I’m currently working on a programming problem at work. This problem has my brain tied in knots, and it makes me realize that to be a good programmer you need to be able to think in a very specific manner, especially if the program you are writing deals with databases in any way. I know programming seems like magic to some people, you write code that makes the computer do things, but in all reality, that is the easy part of programming. You are, for the most part, just giving the computer instructions in a language that has rules. We all use these rules everyday without thinking about it, they are the basic logical operators of our lives. For example, if you get your mail and you are opening each letter, you normally first check to see who the mail is addressed to (unless you’re nosy). So you are taking a piece of data, performing a logical operation on that data, and then making a decision based on that logic. In computer terms, you’d be accessing a string (looking at the name), parsing that string to see if it equals your name (checking to see if the name you looked at is yours), then, if true, open the letter. 
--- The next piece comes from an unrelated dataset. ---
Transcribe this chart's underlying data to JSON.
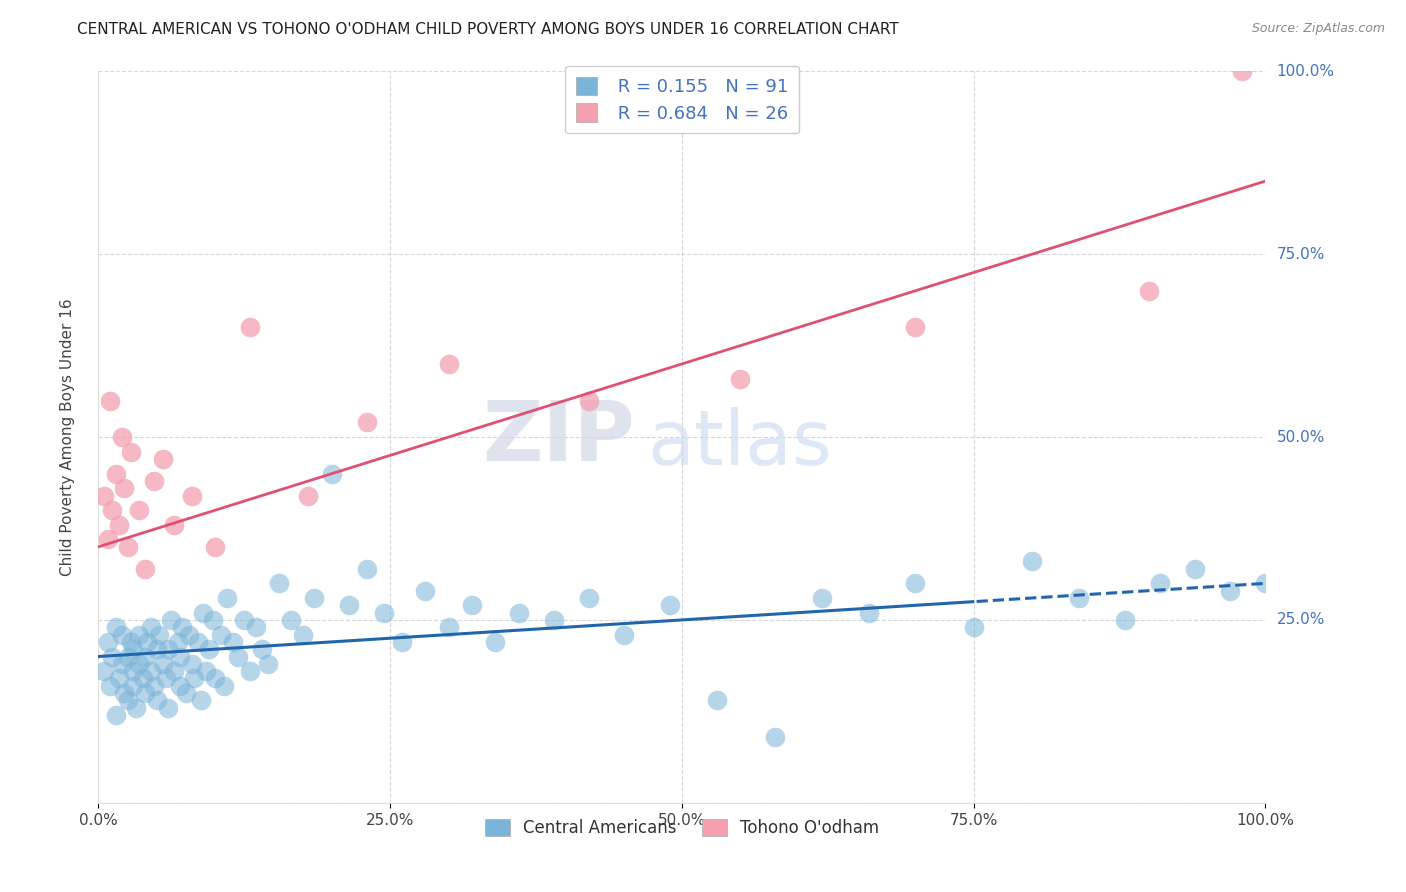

The language used to write computer programs is really that simple. It may look a little different with all of the symbols used, the way it is spaced, and things like that, but you can think of writing programs as writing instructions in a different language that looks like English. That’s the simple part about writing software. The hard part is training your brain to think at a basic logic level and realizing every step that needs to take place in order for that to happen. When it comes to programming you have to think about and create each step so that the program performs correctly. We can’t just check to see if our name is the one on the front of the envelope if we don’t know what the name on the front of the envelope is. Even that part gets simple after a while. But that’s when things begin to get complicated. Programming has several constructs within it that are for advanced use. The array, for example. An array is a sequential list of things with the same name. In real life, this would be like having ten cats all named Baxter. Baxter[0] is the cat with the black stripe on his face, while Baxter[1] is the cat with white feet. Arrays make sense in programming because you’re often dealing with a bunch of something. Like names from a database. When you pull names from a database, you usually pull all of them because you are doing something specific with them.

But now that you  have all of those names you need to do something with that data, like list the names out. However, there isn’t any way to just tell the computer to list all the names. You have to list the names one at a time and perform operations like capitalization, or make some names appear bold if they are guys, or whatever the case may be. Thus we have the loop. A loop is simply a logical function that goes through every item in an array until a condition is met. Now, this is the most simplified way to describe a loop because they can become very complicated. We can create loops that do many things, like loop only ten times, or loop until we get to first names starting with the letter “c”. There is code behind it to make them do so, but the logic behind it is simple.

Where things get complicated is when you are dealing with arrays within arrays, and loops within loops, within loops. Sometimes you have an array that is returned from a database which includes a lot of information. For instance, someone’s name, their email address, etc. So when you pull all of this information, you have an array of arrays, or a multidimensional array.  And to get information from this massive data cube, you have to loop through each record from the database, and then loop through each result of the loop to check various things. So in the problem I am working on right now I have a big cube of data, that has three loops working to produce a simple list of names divided by first letter of the last name. Sometimes trying to force your brain to produce these types of things feels like you’re shoving a boulder through a keyhole. While our brains function like computers, they do it naturally. I can look at a list of names and just know how to parse it correctly. However, as a programmer I have to setup so many checks and balances to do the same thing that it can be frustrating. It is like I’m having to re-teach myself to think.

I wonder if this is the same case for stroke victims who have damage to language centers, or motor functions. Your brain knows it should know how to do these things, but forcing it to actually do them seems like a gigantic hurdle.